Review Comment:
This paper deals with a very important problem from information retrieval based
on images, which is known as the semantic gap. The semantic gap arises from the
different ways in which an image database can be queried. Given one or a few
images, one may ask for similar images (query by example), which is solved by
identifying and comparing features in an image. Alternatively, one may specify
a set of properties (keywords) of the images to be retrieved. Since features
and keywords are not interrelated, one cannot go from one of these queries to
the other.
This work uses three ontologies to give a semantic relationship between features
and keywords. Keywords are organized through a high-level ontology which can be
defined by the user to specify the meaning of these keywords. Features are
extracted automatically through previously existing approaches, and also organized
in a low-level ontology, taking many properties of the image into account (e.g.,
location, density, etc.). Finally, the connection between these two ontologies
is specified through a linking ontology. The overall result are three rather
simple TBoxes, which are then populated with large ABoxes.
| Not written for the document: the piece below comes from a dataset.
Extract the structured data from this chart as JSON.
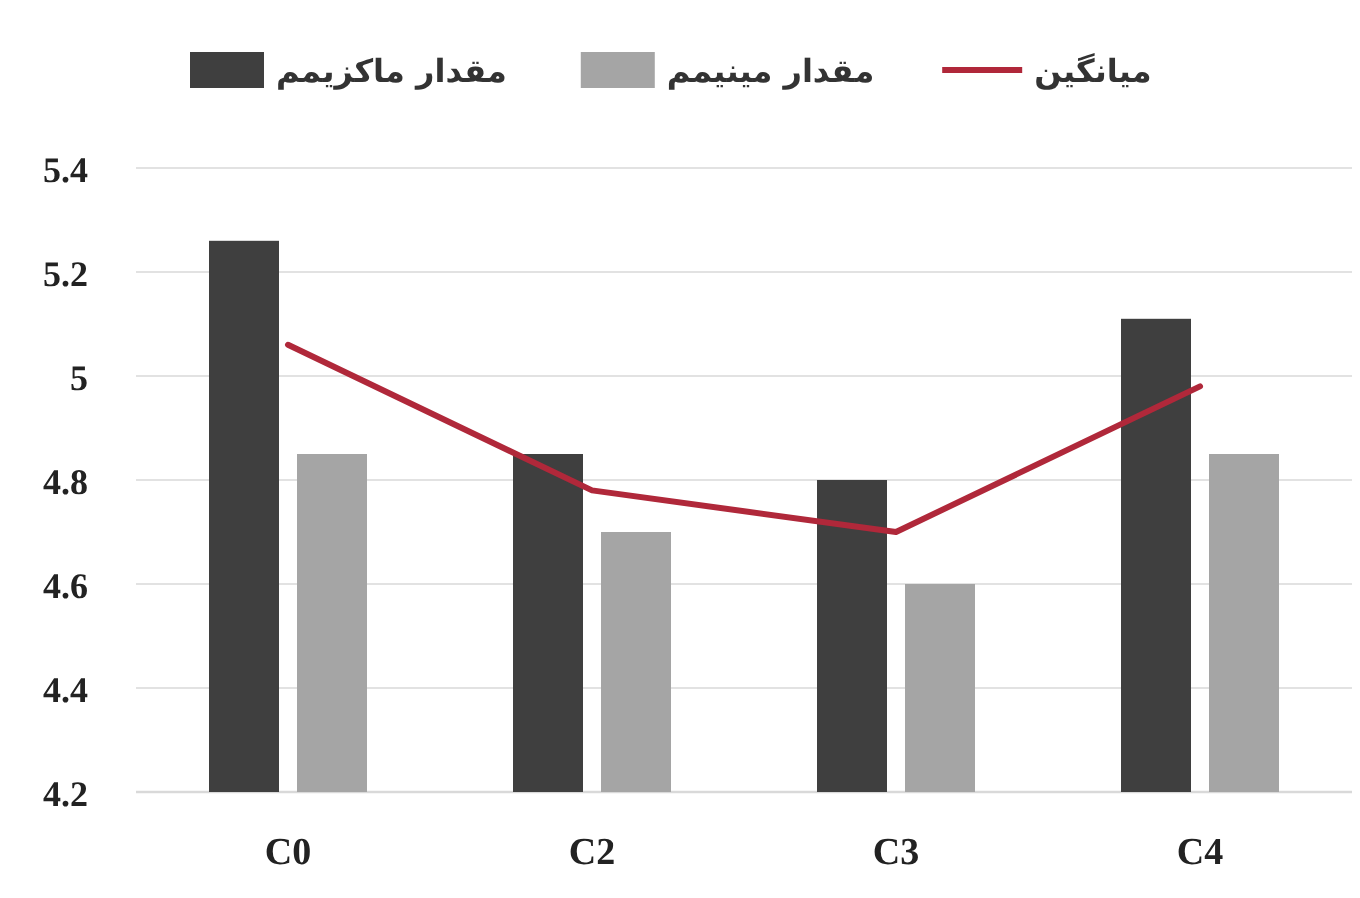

The authors apply this general approach to create an ontology of lettrines from
medieval texts, to allow experts to query and retrieve important information from
existing data. It is important to note that the construction of the ontology
requires much manual work, not only in defining the TBox (which is small) but
also in populating the ABox. In fact, although the authors use automatic feature
extraction methods, they need to be manually verified. Still, the result is an
ontology which can be queries at both levels: from its features, or from its
keyword (or both at the same time), as was required by the original problem.
This is a pretty nice work. Although it does not give any technical innovations,
it shows how existing techniques can be used for practical problems, and also
points issues that need to be solved towards this goal. The application scenario
is very interesting and within the scope of this special issue. I have no
doubt that is can be accepted.
I have only a few (pedantic) remarks:
- "T-Box", "Tbox", etc. -> "TBox"
- the same for A-Box, A Box, etc
- Section 2.2: "Ontologies approach have" -> "Ontology approaches have"
- "[32], image content was modeled ..." -> I could not understand this sentence
- end of Section 4.4: if something is correct 17 out of 18 times, the error
rate is about 5%, not 2%
|